5 Principles to Cut Through the Noise on Tax Reform | Eastern North Carolina Now

    Publisher's note: This post, by Brian Balfour, who is the is Director of Policy at the Civitas Institute in Raleigh, was originally published in the Budget & Taxes section of Civitas's online edition.

    The need to reform North Carolina's tax structure is urgent. Our state's economy continues to struggle, suffering from a 9.7 unemployment rate - fifth highest in the nation. Job and income growth in the private sector have been stagnant this decade, as we fall behind regional and national averages. The Tax Foundation ranks North Carolina as having the 7th worst business tax climate in the country.

    Indeed, tax reform, in some form or fashion, is almost assuredly coming to North Carolina in 2013. Expect the debate to be passionate and fierce. Various interest groups will advocate or criticize any changes to the state's tax structure, depending on whether they believe they will be helped or harmed. No doubt plenty of terminology like "revenue neutral," "progressivity" and "tax incidence" will accompany a bevy of numbers and statistical analyses attempting to slice and dice the reform plans. There will be countless voices wishing to weigh in, and the volume of spin will be dizzying.

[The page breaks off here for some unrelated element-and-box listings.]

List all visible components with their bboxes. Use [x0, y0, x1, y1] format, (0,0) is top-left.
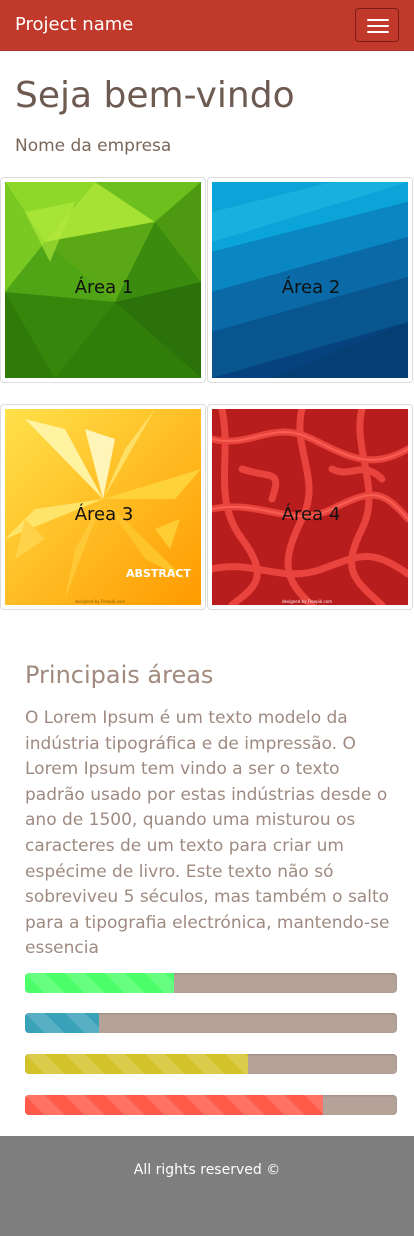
section-title: Principais áreas: [25, 661, 214, 689]
brand-link[interactable]: Project name: [15, 13, 133, 37]
progress-fill: [25, 1013, 100, 1033]
hamburger-menu-icon: [367, 31, 389, 33]
progress-fill: [25, 973, 174, 993]
area-1-label: Área 1: [74, 277, 134, 298]
area-tile-2[interactable]: Área 2: [207, 177, 413, 383]
area-2-label: Área 2: [281, 277, 341, 298]
company-name: Nome da empresa: [15, 136, 172, 156]
progress-bar-3: [25, 1054, 397, 1074]
navbar: Project name: [0, 0, 414, 51]
area-tile-3[interactable]: ABSTRACT designed by Freepik.com Área 3: [0, 404, 206, 610]
page-title: Seja bem-vindo: [15, 75, 295, 116]
footer: All rights reserved ©: [0, 1136, 414, 1236]
hamburger-menu-icon: [367, 25, 389, 27]
area-3-label: Área 3: [74, 504, 134, 525]
progress-bar-2: [25, 1013, 397, 1033]
progress-fill: [25, 1095, 323, 1115]
navbar-toggle-button[interactable]: [355, 8, 399, 42]
progress-bar-4: [25, 1095, 397, 1115]
area-tile-1[interactable]: Área 1: [0, 177, 206, 383]
image-credit: designed by Freepik.com: [282, 599, 332, 604]
progress-fill: [25, 1054, 249, 1074]
copyright-text: All rights reserved ©: [133, 1162, 281, 1178]
abstract-overlay-text: ABSTRACT: [126, 567, 191, 580]
progress-bar-1: [25, 973, 397, 993]
image-credit: designed by Freepik.com: [75, 599, 125, 604]
section-text: O Lorem Ipsum é um texto modelo da indús…: [25, 708, 390, 959]
area-tile-4[interactable]: designed by Freepik.com Área 4: [207, 404, 413, 610]
hamburger-menu-icon: [367, 19, 389, 21]
area-4-label: Área 4: [281, 504, 341, 525]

    For lawmakers, it will be critical to cut through the noise and maintain focus on the basic foundation of what sound, pro-growth tax reform should look like. To do that, they should rely on a handful of guiding principles that economists from diverse backgrounds generally agree upon. These guiding principles include:

    Guiding Principles for a Sound North Carolina Tax Structure

    1. Growth Enhancing - Tax policy should be one most conducive to economic growth, job creation, opportunity and increased financial prosperity for all North Carolinians. Such a policy would encourage capital investment and make North Carolina more competitive at attracting existing businesses into the state, encouraging more new domestic businesses, and fostering expansion of existing businesses.

    2. Neutrality - Economic decisions should be made for economic reasons, not due to tax considerations. North Carolina's tax structure should therefore minimize distortions to economic decisions made by households and businesses. The tax system should not favor certain industries, activities or products courtesy of short-sighted political decisions which end up harming businesses not receiving political advantages. As such, North Carolina's economy will be able to adapt and diversify in concert with an ever-changing, dynamic marketplace rather than being heavily concentrated and tied down to specific industries favored by a biased tax code.

    3. Stable - The tax structure should be designed to limit fluctuations of revenue during economic booms and busts and thus provide a more predictable source of funding for state government. Such stability will help budget writers avoid future tax rate changes and significant changes in state agency appropriations.

    4. Transparency - Tax structures should be clear, consistent and predictable. Taxpayers should be well aware of the tax burden in place and revenue estimates should be fully explained in a public manner.

    5. Simplicity - The state tax code should be easily understood by taxpayers. Compliance costs should be minimized, as should enforcement costs. A simpler tax code increases voluntary compliance and limits the incentives to engage in tax-avoidance activities.